CO: We need some help here! [They rush him in through the hall till they find Sara]
Sara: Take him up in the three. Katie I'm gonna need ten cc's of xylocaine. [The CO's bring Michael into the infirmary and help him to seat in the stretcher. He's almost crying and covers his eyes to hide it. Sara puts her gloves on and looks at the CO's]
Sara: Thanks guys, I'll take him from here. [They hesitate. Sara looks them again firmly] I said 'Thank you, I'll take him from here'. [One of the CO's threws Michael's boot to the floor]
CO: Let's go. [They leave. Michael's foot is cover with a sock and and is bleeding badly. Sara looks the CO's leaving and then she turns to Michael]
Sara: Ok, let's take a look at you. [Michael is finally crying. Sara is about to remove the bleeding sock but Michael stops her]
Sara: [Sweet, softly, while she's uncovering the wound] You're Ok, you're ok. [Michael sees that two of his toes have been cut off a big tear escapes from his eyes, then he lays back in the stretcher covering his eyes with his hands]
Sara: What happened? [Michael takes a deep breath jah[Sara looks at him, surprised by the answer.

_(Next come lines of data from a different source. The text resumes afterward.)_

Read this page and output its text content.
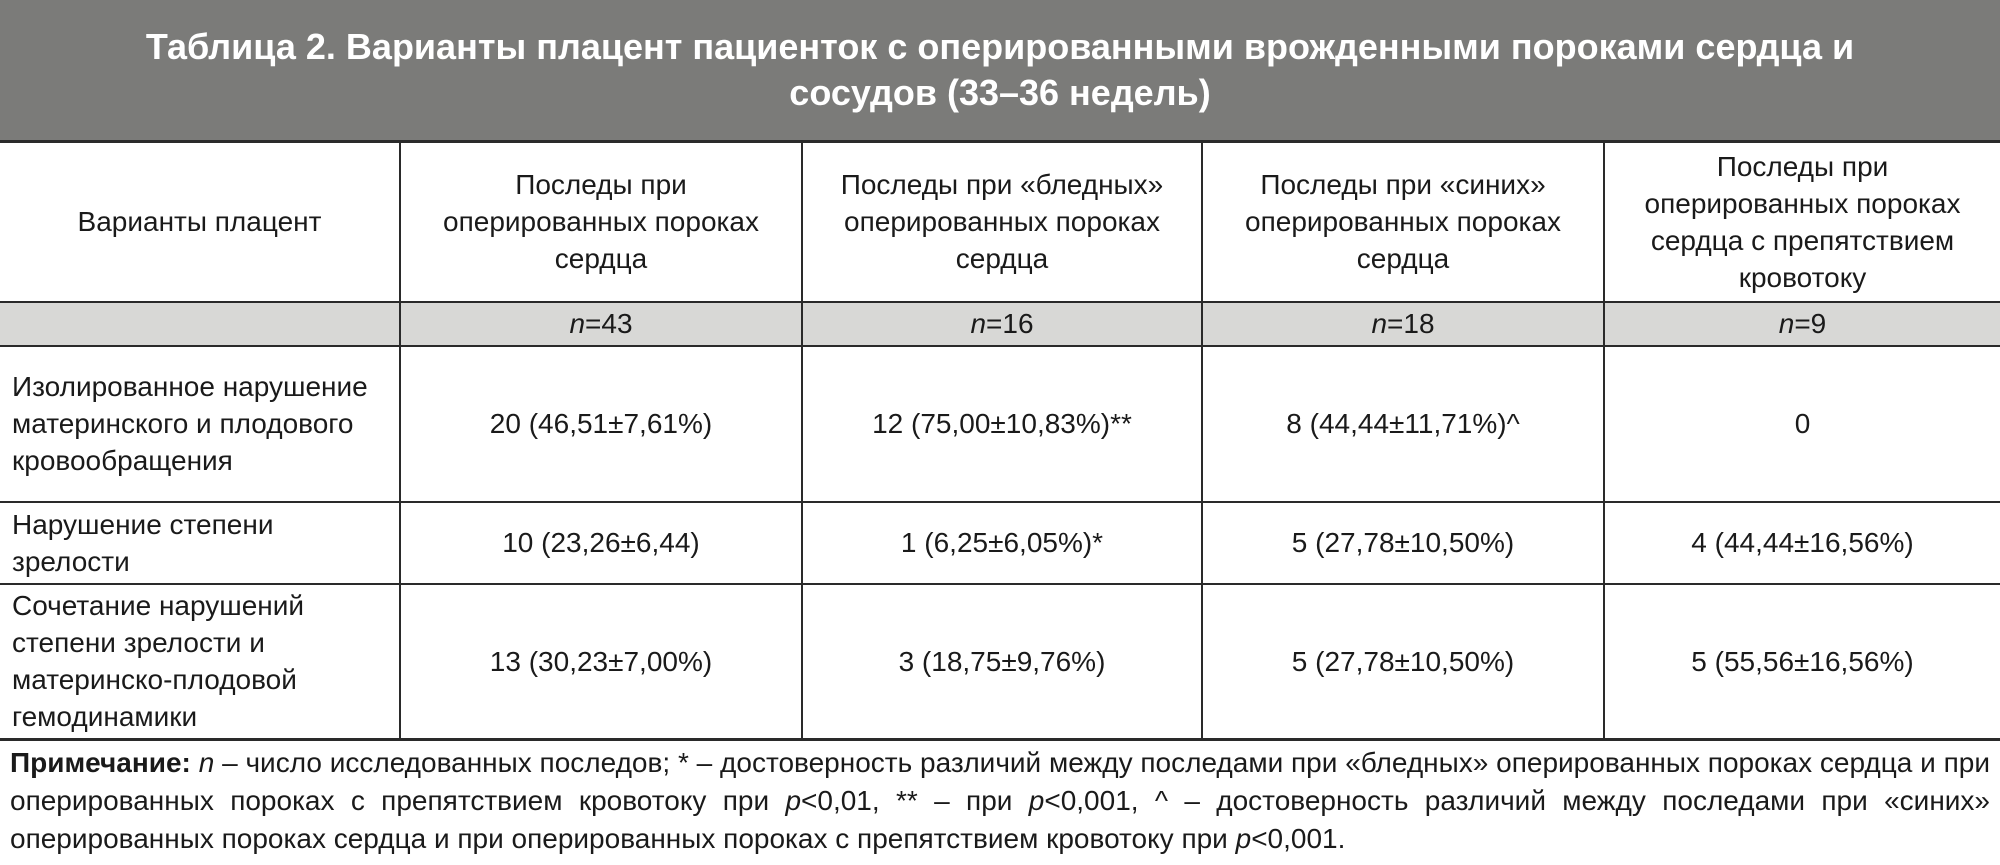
Таблица 2. Варианты плацент пациенток с оперированными врожденными пороками сердца и
сосудов (33–36 недель)
Варианты плацент	Последы при оперированных пороках сердца	Последы при «бледных» оперированных пороках сердца	Последы при «синих» оперированных пороках сердца	Последы при оперированных пороках сердца с препятствием кровотоку
	n=43	n=16	n=18	n=9
Изолированное нарушение материнского и плодового кровообращения	20 (46,51±7,61%)	12 (75,00±10,83%)**	8 (44,44±11,71%)^	0
Нарушение степени зрелости	10 (23,26±6,44)	1 (6,25±6,05%)*	5 (27,78±10,50%)	4 (44,44±16,56%)
Сочетание нарушений степени зрелости и материнско-плодовой гемодинамики	13 (30,23±7,00%)	3 (18,75±9,76%)	5 (27,78±10,50%)	5 (55,56±16,56%)
Примечание: n – число исследованных последов; * – достоверность различий между последами при «бледных» оперированных пороках сердца и при оперированных пороках с препятствием кровотоку при p<0,01, ** – при p<0,001, ^ – достоверность различий между последами при «синих» оперированных пороках сердца и при оперированных пороках с препятствием кровотоку при p<0,001.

Michael takes another deep breath trying to bear the pain as he slowly lies back on the stretcher] Please.

[Sara comes out the infirmary room to talk with Bellick, he start walking off, she follows him. He stops and takes off his cap to speak to her]

Sara: I think you'd better have I.A. start an investigation. [Offering him a report. He doesn't take it]
Bellick: Oh, there's no need. We know what happened.
Sara: [Ironic] Uh, perhaps you'd be good enough to enlighten me?
Bellick: There was a pair of gardening shears left on the floor of the shed. Evidently, he stepped on them.
Sara: Blade went right through his boot huh?
Bellick: Yeah.
Sara: So, uh, why wasn't the boot still on his foot?
[Bellick smiles at her frigidly]
Bellick: Like a said, doc. We've got it taken care. [Puts his cap on again and talks to the CO's] Let's go.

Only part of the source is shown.